Let's say an action defines its manifest as such:
# owner/repo/action.yml name: An action inputs: foo: required: false
When used, one can optionally pass an input for the
# workflow.yml - uses: owner/repo@deadf00d name: This action does not specify 'foo' # Here, foo = undefined - uses: owner/repo@deadf00d name: This action specifies 'foo=bar' with: foo: bar # Here, foo = 'bar'
In the first call of the
owner/repo action, the
INPUT_FOO environment variable will not be defined, indicating to the action that the user did not specify an input for
foo, asking to use the default value.
The second call specifies a value, so the action will see
process.env.INPUT_FOO === 'bar'
But now if a malicious action inserts itself before those two actions, the first call will be vulnerable to injection:
# Yep, there's even an action to mutate the global environment: - uses: allenevans/set-env@67961d8 with: INPUT_FOO: evil - uses: owner/repo@deadf00d name: This action does not specify 'foo' # Here, foo = 'evil' - uses: owner/repo@deadf00d name: This action specifies 'foo=bar' with: foo: bar # Here, foo = 'bar'
The first call of
owner/repo will think the input
foo was set to
evil, but the second call's explicit definition will take precedence.
Unfortunately, there seems to be no defence against that kind of behaviour, as there is no way to tell if an input environment variable comes from an explicit definition or from the global environment of the workflow.
I contacted GitHub on Hacker One regarding that matter, proposing that unspecified inputs be cleared of global values, their response was as follows:
"In an effort to make the CI environment as dynamic as possible,
we've decided to allow full access to the environment and have made the
strict security barrier lie at the ability to write to the workflow file."
Because the proposed solution would break existing behaviour, an alternative could be for GitHub to define an additional environment variable that lists the specified inputs, and to make this variable not injectable from the global environment.

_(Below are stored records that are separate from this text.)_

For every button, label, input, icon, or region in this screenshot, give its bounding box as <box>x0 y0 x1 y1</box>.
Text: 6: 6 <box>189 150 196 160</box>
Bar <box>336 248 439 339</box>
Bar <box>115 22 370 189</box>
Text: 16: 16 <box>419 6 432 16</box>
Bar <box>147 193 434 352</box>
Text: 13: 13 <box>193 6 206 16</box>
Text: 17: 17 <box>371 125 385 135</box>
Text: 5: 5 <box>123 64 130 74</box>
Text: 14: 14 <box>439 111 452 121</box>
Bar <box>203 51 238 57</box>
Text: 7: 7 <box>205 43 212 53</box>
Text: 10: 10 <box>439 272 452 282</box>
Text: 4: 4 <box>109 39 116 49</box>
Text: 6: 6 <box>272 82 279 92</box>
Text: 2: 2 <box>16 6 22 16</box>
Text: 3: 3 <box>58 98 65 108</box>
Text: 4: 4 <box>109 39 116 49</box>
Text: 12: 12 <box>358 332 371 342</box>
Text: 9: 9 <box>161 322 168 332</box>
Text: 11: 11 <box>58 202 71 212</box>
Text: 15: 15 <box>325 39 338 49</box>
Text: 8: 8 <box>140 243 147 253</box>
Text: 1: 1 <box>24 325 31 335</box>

This way, actions that want to protect themselves could read from this variable, look for suspicious input variables and decide what to do.

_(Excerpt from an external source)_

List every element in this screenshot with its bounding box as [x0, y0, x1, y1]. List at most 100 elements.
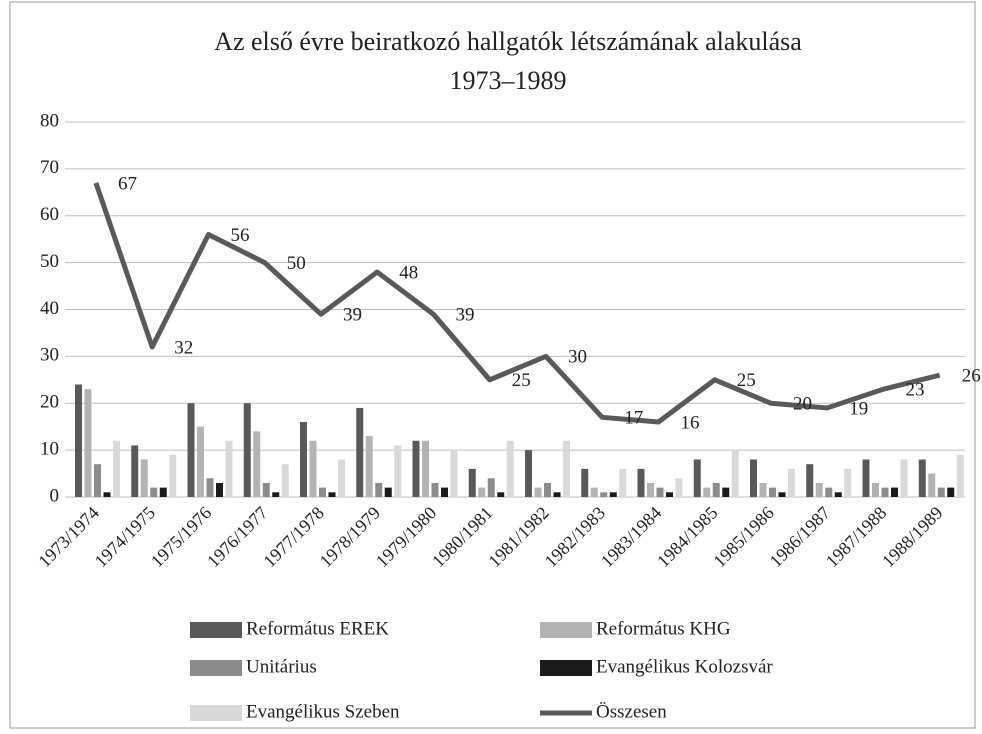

GitHub limiting their liability to attacks against the workflow files (a malicious maintainer modifying the workflow file in a sneaky pull request) is fair enough. However I believe there are other vectors in which an action can be compromised, without any GitHub involvement.
I think there is a market for automated action dependency analysis, where some services like Snyk can analyse workflows and report on vulnerabilities, suggest actions (pun intended) via pull requests and keep a close eye on malicious activity around GitHub Actions.